The analysis centered on a specific AI tool: Deep neural networks (DNNs), which are layers of computing elements—“neurons”—simulated on a computer. A network of such neurons can be trained to “learn” by building many layers and configuring how calculations are performed based on data input—a process called “deep learning.”
In the Nature Scientific Reports work, the scientists compared breast-cancer screenings read by radiologists with those analyzed by DNNs.
The researchers, who also included Krzysztof Geras, Ph.D., Laura Heacock, MD, and Linda Moy, MD, faculty in NYU Grossman School of Medicine’s Department of Radiology, found that DNNs and radiologists diverged significantly in how they diagnose a category of malignant breast cancer called soft tissue lesions.

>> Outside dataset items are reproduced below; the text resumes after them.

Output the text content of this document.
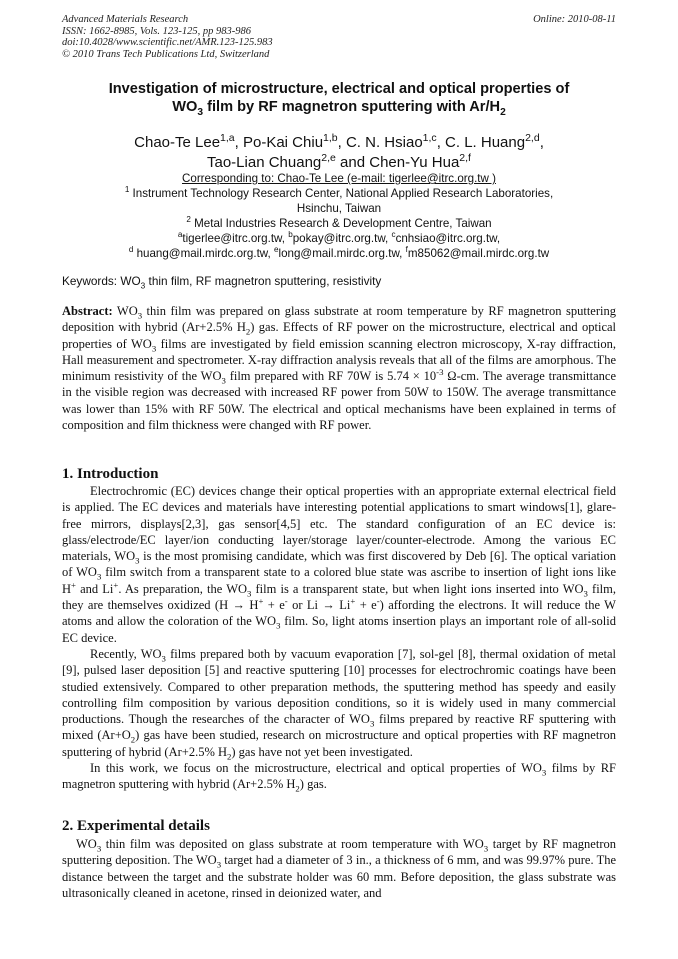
Advanced Materials Research
ISSN: 1662-8985, Vols. 123-125, pp 983-986
doi:10.4028/www.scientific.net/AMR.123-125.983
© 2010 Trans Tech Publications Ltd, Switzerland
Online: 2010-08-11
Investigation of microstructure, electrical and optical properties of
$WO_3$ film by RF magnetron sputtering with $Ar/H_2$
Chao-Te Lee$^{1,a}$, Po-Kai Chiu$^{1,b}$, C. N. Hsiao$^{1,c}$, C. L. Huang$^{2,d}$,
Tao-Lian Chuang$^{2,e}$ and Chen-Yu Hua$^{2,f}$
Corresponding to: Chao-Te Lee (e-mail: tigerlee@itrc.org.tw )
$^1$ Instrument Technology Research Center, National Applied Research Laboratories,
Hsinchu, Taiwan
$^2$ Metal Industries Research & Development Centre, Taiwan
$^a$tigerlee@itrc.org.tw, $^b$pokay@itrc.org.tw, $^c$cnhsiao@itrc.org.tw,
$^d$ huang@mail.mirdc.org.tw, $^e$long@mail.mirdc.org.tw, $^f$m85062@mail.mirdc.org.tw
Keywords: $WO_3$ thin film, RF magnetron sputtering, resistivity
Abstract: $WO_3$ thin film was prepared on glass substrate at room temperature by RF magnetron sputtering deposition with hybrid (Ar+2.5% $H_2$) gas. Effects of RF power on the microstructure, electrical and optical properties of $WO_3$ films are investigated by field emission scanning electron microscopy, X-ray diffraction, Hall measurement and spectrometer. X-ray diffraction analysis reveals that all of the films are amorphous. The minimum resistivity of the $WO_3$ film prepared with RF 70W is $5.74 \times 10^{-3}$ Ω-cm. The average transmittance in the visible region was decreased with increased RF power from 50W to 150W. The average transmittance was lower than 15% with RF 50W. The electrical and optical mechanisms have been explained in terms of composition and film thickness were changed with RF power.
1. Introduction
Electrochromic (EC) devices change their optical properties with an appropriate external electrical field is applied. The EC devices and materials have interesting potential applications to smart windows[1], glare-free mirrors, displays[2,3], gas sensor[4,5] etc. The standard configuration of an EC device is: glass/electrode/EC layer/ion conducting layer/storage layer/counter-electrode. Among the various EC materials, $WO_3$ is the most promising candidate, which was first discovered by Deb [6]. The optical variation of $WO_3$ film switch from a transparent state to a colored blue state was ascribe to insertion of light ions like H+ and Li+. As preparation, the $WO_3$ film is a transparent state, but when light ions inserted into $WO_3$ film, they are themselves oxidized (H → H+ + e- or Li → Li+ + e-) affording the electrons. It will reduce the W atoms and allow the coloration of the $WO_3$ film. So, light atoms insertion plays an important role of all-solid EC device.
Recently, $WO_3$ films prepared both by vacuum evaporation [7], sol-gel [8], thermal oxidation of metal [9], pulsed laser deposition [5] and reactive sputtering [10] processes for electrochromic coatings have been studied extensively. Compared to other preparation methods, the sputtering method has speedy and easily controlling film composition by various deposition conditions, so it is widely used in many commercial productions. Though the researches of the character of $WO_3$ films prepared by reactive RF sputtering with mixed $(Ar+O_2)$ gas have been studied, research on microstructure and optical properties with RF magnetron sputtering of hybrid (Ar+2.5% $H_2$) gas have not yet been investigated.
In this work, we focus on the microstructure, electrical and optical properties of $WO_3$ films by RF magnetron sputtering with hybrid (Ar+2.5% $H_2$) gas.
2. Experimental details
$WO_3$ thin film was deposited on glass substrate at room temperature with $WO_3$ target by RF magnetron sputtering deposition. The $WO_3$ target had a diameter of 3 in., a thickness of 6 mm, and was 99.97% pure. The distance between the target and the substrate holder was 60 mm. Before deposition, the glass substrate was ultrasonically cleaned in acetone, rinsed in deionized water, and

“In these breast-cancer screenings, AI systems consider tiny details in mammograms that are seen as irrelevant by radiologists,” explains Geras. “This divergence in readings must be understood and corrected before we can trust AI systems to help make life-critical medical decisions.”
More specifically, while radiologists primarily relied on brightness and shape, the DNNs used tiny details scattered across the images. These details were also concentrated outside of the regions deemed most important by radiologists.
By revealing such differences between human and machine perception in medical diagnosis, the researchers moved to close the gap between academic study and clinical practice.
“Establishing trust in DNNs for medical diagnosis centers on understanding whether and how their perception is different from that of humans,” says Moy. “With more insights into how they function, we can both better recognize the limits of DNNs and anticipate their failures.”
“The major bottleneck in moving AI systems into the clinical workflow is in understanding their decision-making and making them more robust,” adds Makino. “We see our research as advancing the precision of AI’s capabilities in making health-related assessments by illuminating, and then addressing, its current limitations.”